A quoi “Strangers In The Night” doit-il son irrésistible attrait ? A la qualité exceptionnelle de la prise de son et du mixage, parfaitement équilibré – merci encore Ron Nevison –, à son côté brut de décoffrage, naturel, puissant, mordant, agressif mais jamais violent, toujours gorgé de ce feeling qui doit aux amours musicales des membres du groupe, entre rock and roll pionnier, blues et soul. Phil, Michael, Paul, Pete et Andy avaient à la fois la fougue de la jeunesse et, déjà, le vécu de vieux briscards. Et leur envie d’atteindre les sommets décuplaient leur énergie.

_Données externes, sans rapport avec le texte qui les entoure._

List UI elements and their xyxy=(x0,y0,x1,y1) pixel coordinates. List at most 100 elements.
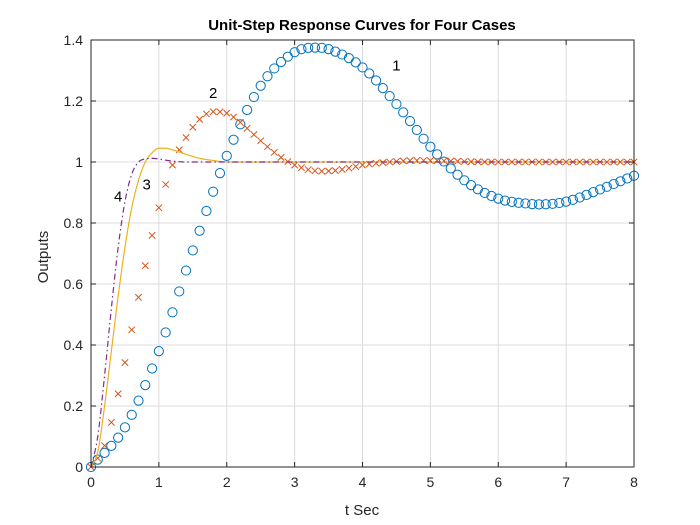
x-tick-label: 4 xyxy=(359,474,367,490)
series-2-point xyxy=(148,231,156,239)
series-2-point xyxy=(107,418,115,426)
series-2-point xyxy=(202,110,210,118)
series-1-point xyxy=(493,193,504,204)
series-1-point xyxy=(92,454,103,465)
x-tick-label: 7 xyxy=(562,474,570,490)
series-2-point xyxy=(243,124,251,132)
series-2-point xyxy=(372,159,380,167)
series-1-point xyxy=(187,245,198,256)
series-2-point xyxy=(358,161,367,169)
series-1-point xyxy=(533,199,545,210)
series-2-point xyxy=(413,156,421,165)
series-1-point xyxy=(119,422,131,433)
series-2-point xyxy=(134,293,143,301)
series-1-point xyxy=(133,395,144,406)
series-1-point xyxy=(459,175,470,186)
series-1-point xyxy=(208,186,219,197)
series-1-point xyxy=(180,265,192,276)
series-1-point xyxy=(520,198,531,209)
grid xyxy=(91,40,634,467)
series-1-point xyxy=(608,178,619,190)
series-2-point xyxy=(114,390,122,398)
series-2-point xyxy=(453,157,462,165)
series-layer xyxy=(85,42,640,473)
series-2-point xyxy=(447,157,455,165)
series-2-point xyxy=(101,442,109,450)
series-1-point xyxy=(567,194,579,205)
y-tick-label: 1.2 xyxy=(64,93,84,109)
curve-label-1: 1 xyxy=(392,58,400,75)
series-2-point xyxy=(196,115,204,123)
series-1-point xyxy=(282,51,293,62)
series-2-point xyxy=(331,166,339,175)
series-2-point xyxy=(270,148,278,156)
series-1-point xyxy=(404,116,416,127)
series-1-point xyxy=(472,184,483,195)
series-1-point xyxy=(513,197,524,208)
y-tick-label: 0 xyxy=(75,459,83,475)
series-1-point xyxy=(601,181,612,192)
series-1-point xyxy=(140,380,151,391)
series-2-point xyxy=(304,166,312,174)
x-tick-label: 1 xyxy=(155,474,163,490)
series-2-point xyxy=(325,167,333,175)
series-1-point xyxy=(201,205,212,217)
series-2-point xyxy=(209,108,217,116)
series-1-point xyxy=(574,192,585,203)
series-1-point xyxy=(527,198,538,210)
series-2-point xyxy=(216,108,224,116)
series-1-point xyxy=(452,169,463,180)
series-1-point xyxy=(432,149,443,160)
series-1-point xyxy=(235,119,246,130)
series-2-point xyxy=(236,118,244,126)
series-1-point xyxy=(221,150,232,161)
series-1-point xyxy=(581,189,592,200)
series-1-point xyxy=(296,44,307,55)
series-1-point xyxy=(377,82,388,94)
series-1-point xyxy=(547,198,558,209)
series-1-point xyxy=(194,225,205,236)
series-1-point xyxy=(316,42,327,53)
series-1-point xyxy=(486,190,497,202)
series-1-point xyxy=(262,71,273,82)
annotations: 1 2 3 4 xyxy=(114,58,401,206)
series-1-point xyxy=(99,447,110,458)
y-tick-label: 0.4 xyxy=(64,337,84,353)
series-2-point xyxy=(257,137,265,145)
x-tick-label: 5 xyxy=(426,474,434,490)
series-1-point xyxy=(242,104,253,116)
x-tick-label: 6 xyxy=(494,474,502,490)
series-1-point xyxy=(499,195,511,206)
series-1-point xyxy=(337,49,348,60)
series-1-point xyxy=(106,440,117,451)
y-tick-label: 0.8 xyxy=(64,215,84,231)
curve-label-3: 3 xyxy=(142,176,150,193)
series-1-point xyxy=(588,187,599,198)
series-1-point xyxy=(275,56,287,68)
series-1-point xyxy=(146,363,158,374)
curve-label-4: 4 xyxy=(114,189,122,206)
series-1-point xyxy=(350,57,361,68)
series-1-point xyxy=(248,91,259,103)
series-2-point xyxy=(345,164,353,172)
series-1-point xyxy=(174,286,185,297)
series-1-point xyxy=(479,187,490,199)
series-2-point xyxy=(175,146,183,154)
series-1-point xyxy=(411,124,422,136)
curve-label-2: 2 xyxy=(209,85,217,102)
series-2-point xyxy=(121,358,129,367)
chart-title: Unit-Step Response Curves for Four Cases xyxy=(208,17,516,34)
series-2-point xyxy=(263,143,272,151)
series-2-point xyxy=(182,134,190,142)
series-1-point xyxy=(303,42,314,53)
y-tick-label: 1 xyxy=(75,154,83,170)
series-1-point xyxy=(622,173,633,184)
series-4-line xyxy=(90,157,634,468)
series-1-point xyxy=(466,180,477,191)
series-2-point xyxy=(297,164,305,172)
ticks: 0 1 2 3 4 5 6 7 8 0 0.2 0.4 0.6 0.8 1 1.2 1.4 xyxy=(64,32,639,490)
series-2-point xyxy=(189,123,197,131)
series-1-point xyxy=(615,176,626,187)
series-1-point xyxy=(330,46,341,57)
series-2 xyxy=(87,108,638,471)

Chaque soir, les points d’orgue du show se nommaient Love To Love (sans ses arrangements de cordes d’origine mais pas moins intense et habité), le terrassant Lights Out et, en final (avant les rappels), le fantastique Rock Bottom, qui permettait à Schenker de faire bel étalage de sa virtuosité et de son sens de l’improvisation – amusez-vous à comparer les six versions : c’est très impressionnant.

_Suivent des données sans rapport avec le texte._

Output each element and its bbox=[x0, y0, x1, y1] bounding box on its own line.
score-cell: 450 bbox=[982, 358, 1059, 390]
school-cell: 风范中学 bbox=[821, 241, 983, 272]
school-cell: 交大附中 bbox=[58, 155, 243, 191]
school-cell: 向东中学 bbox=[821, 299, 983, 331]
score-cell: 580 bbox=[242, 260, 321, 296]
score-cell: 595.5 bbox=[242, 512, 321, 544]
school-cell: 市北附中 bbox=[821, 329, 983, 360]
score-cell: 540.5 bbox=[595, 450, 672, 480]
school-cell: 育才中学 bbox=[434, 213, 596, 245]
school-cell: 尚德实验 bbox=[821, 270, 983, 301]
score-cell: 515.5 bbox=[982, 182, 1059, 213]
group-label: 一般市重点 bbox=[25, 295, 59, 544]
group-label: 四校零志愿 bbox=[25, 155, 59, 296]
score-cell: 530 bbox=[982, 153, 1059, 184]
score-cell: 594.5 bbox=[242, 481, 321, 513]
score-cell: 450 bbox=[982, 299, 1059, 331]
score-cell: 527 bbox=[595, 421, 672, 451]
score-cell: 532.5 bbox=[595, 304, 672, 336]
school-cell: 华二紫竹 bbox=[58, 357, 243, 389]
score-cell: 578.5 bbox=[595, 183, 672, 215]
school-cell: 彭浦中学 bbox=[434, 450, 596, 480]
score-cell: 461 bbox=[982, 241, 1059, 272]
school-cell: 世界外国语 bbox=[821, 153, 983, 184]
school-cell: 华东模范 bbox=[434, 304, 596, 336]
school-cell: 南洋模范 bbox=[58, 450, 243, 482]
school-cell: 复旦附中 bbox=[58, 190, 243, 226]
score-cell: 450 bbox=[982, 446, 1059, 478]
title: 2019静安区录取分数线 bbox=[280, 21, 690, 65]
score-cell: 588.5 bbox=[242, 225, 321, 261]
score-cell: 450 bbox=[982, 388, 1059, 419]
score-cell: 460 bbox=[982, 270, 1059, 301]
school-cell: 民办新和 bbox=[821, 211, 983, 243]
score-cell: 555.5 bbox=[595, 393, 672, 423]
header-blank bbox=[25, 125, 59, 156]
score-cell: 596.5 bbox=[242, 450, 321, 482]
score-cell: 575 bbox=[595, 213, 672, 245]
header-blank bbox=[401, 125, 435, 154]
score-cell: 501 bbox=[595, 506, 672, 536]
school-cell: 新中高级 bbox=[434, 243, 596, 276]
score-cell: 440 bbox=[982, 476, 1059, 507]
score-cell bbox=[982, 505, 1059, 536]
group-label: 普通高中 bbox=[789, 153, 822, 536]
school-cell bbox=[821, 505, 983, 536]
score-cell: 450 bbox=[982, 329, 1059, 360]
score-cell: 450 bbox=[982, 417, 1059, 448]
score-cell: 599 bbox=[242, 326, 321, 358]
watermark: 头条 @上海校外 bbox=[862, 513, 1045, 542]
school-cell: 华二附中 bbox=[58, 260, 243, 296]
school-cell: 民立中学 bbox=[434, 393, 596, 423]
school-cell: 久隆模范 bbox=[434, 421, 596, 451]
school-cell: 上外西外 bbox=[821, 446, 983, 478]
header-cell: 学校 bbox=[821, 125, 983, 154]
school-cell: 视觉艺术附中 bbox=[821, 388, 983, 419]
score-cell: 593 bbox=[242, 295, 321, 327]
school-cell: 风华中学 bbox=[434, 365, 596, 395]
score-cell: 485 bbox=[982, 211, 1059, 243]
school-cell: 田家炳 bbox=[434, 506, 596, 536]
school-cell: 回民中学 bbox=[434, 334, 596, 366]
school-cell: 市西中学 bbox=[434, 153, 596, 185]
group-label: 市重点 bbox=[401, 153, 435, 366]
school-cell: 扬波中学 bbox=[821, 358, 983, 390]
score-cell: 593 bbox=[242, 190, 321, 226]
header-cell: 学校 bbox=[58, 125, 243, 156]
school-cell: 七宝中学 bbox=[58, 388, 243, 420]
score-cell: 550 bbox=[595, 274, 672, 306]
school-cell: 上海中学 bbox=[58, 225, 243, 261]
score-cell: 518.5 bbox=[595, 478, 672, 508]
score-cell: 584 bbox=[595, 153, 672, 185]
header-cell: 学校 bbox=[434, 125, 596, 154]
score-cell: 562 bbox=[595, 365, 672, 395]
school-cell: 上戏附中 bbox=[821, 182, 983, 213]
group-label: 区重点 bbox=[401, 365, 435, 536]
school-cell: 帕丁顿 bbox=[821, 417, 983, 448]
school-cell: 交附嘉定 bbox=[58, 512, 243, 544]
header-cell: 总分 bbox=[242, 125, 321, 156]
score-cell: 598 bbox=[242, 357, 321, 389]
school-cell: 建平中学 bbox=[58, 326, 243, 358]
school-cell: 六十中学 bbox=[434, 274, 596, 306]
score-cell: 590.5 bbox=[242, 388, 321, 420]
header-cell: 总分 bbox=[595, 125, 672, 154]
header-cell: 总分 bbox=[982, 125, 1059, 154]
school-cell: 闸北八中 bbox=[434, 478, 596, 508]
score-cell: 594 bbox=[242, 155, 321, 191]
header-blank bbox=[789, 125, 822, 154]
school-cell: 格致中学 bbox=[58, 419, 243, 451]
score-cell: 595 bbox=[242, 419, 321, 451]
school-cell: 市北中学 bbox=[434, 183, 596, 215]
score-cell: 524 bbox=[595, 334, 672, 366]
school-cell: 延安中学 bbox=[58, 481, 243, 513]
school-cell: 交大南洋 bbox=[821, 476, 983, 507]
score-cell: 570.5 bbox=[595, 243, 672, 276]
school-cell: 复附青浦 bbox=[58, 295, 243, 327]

Quelques mots sur l’objet-disque avant de se quitter. Cette version “extended” de “Strangers In The Night” est présentée dans un chouette petit coffret facile à ranger, contenant un livret de 24 pages et, donc, 8 CD : deux avec le double live d’époque, et six pour chaque concert. Sur chaque pochette, comme c’est désormais assez souvent le cas, les boîtiers d’époque contenant les bandes sont reproduits (Record Plant Recording Studios, Artist : UFO, Producer : Ron Nevison, client : Chrysalis, etc. etc.). Dans chaque pochette, une seconde pochette intérieure protège le CD ; chacune d’entre elle est illustrée par une variation du design du double 33-t de 1979, créé par le génial studio Hipgnosis : ne me dites pas que cette cover haute en couleurs visiblement inspirée par le maître du pop art Roy Lichtenstein ne vous a pas marqué !

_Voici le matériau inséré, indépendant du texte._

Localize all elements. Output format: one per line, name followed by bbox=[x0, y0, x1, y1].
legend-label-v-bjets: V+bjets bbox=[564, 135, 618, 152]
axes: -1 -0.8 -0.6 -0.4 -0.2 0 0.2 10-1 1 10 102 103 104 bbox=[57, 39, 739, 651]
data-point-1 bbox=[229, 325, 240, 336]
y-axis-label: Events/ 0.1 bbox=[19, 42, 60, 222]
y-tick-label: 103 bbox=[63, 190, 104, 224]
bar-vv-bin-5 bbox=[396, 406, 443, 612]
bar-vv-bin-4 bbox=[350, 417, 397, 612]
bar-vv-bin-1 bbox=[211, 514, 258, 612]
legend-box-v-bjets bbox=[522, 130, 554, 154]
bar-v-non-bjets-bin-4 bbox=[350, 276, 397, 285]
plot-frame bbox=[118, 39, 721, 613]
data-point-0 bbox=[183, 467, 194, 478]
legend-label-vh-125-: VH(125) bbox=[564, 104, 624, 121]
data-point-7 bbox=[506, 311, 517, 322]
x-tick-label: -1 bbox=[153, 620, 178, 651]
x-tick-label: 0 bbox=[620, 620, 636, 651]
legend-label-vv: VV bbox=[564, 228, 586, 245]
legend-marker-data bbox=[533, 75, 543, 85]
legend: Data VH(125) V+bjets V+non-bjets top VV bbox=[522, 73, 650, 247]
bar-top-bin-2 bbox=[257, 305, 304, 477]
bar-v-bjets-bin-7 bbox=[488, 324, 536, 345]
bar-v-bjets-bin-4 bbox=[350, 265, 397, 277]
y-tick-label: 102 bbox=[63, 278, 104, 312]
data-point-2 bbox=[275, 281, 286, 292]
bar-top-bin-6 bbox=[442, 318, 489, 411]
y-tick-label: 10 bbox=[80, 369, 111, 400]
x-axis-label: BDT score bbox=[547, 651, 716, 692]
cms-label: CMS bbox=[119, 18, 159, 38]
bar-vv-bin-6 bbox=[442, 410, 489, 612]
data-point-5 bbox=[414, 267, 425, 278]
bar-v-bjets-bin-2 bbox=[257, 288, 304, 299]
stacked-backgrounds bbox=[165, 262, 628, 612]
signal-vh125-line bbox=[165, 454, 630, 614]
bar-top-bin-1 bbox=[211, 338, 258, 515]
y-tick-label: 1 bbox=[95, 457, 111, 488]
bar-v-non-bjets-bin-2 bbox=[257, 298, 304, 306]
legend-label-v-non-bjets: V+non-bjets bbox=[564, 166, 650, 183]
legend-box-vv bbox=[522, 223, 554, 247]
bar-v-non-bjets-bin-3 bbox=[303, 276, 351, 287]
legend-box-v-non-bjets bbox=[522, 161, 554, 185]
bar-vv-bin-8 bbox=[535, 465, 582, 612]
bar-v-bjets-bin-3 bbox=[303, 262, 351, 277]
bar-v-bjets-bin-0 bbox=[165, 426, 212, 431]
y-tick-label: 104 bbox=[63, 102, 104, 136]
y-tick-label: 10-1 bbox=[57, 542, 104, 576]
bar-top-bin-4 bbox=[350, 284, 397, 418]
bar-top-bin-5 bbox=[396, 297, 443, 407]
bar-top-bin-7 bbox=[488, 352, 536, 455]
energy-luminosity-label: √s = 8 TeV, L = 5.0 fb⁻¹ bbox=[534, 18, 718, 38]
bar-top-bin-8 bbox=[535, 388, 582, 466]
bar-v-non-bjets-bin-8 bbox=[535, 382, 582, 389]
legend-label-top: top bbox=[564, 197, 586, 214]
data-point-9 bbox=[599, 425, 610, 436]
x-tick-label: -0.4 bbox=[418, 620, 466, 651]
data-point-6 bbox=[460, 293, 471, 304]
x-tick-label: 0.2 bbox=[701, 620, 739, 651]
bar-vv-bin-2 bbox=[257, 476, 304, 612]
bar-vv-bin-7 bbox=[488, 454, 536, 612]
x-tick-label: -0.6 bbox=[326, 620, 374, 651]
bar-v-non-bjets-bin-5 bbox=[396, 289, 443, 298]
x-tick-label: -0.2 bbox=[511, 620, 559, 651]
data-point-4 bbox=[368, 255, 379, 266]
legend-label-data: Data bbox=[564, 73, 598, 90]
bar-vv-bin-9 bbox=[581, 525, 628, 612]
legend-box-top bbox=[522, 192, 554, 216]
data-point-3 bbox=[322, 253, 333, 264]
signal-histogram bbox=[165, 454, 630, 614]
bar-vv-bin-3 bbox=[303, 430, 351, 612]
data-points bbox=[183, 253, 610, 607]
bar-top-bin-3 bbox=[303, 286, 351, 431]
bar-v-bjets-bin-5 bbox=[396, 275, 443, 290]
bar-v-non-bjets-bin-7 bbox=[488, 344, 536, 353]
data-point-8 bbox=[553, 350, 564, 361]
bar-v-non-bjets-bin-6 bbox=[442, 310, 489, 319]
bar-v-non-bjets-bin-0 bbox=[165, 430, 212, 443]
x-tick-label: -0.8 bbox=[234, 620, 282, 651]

Un an plus tard, UFO revenait avec un nouvel (et très bon) opus studio, sans Michael Shenker, mais produit par rien moins que Sir George Martin ! Mais c’est une autre histoire…
COFFRET “Strangers In The Night” (8 CD Chrysalis, déjà dans les bacs). Un conseil : osez le Click & Collect avec nos amis de Gibert Joseph et cochez la case “Disque de première nécessité” sur votre attestation de déplacement.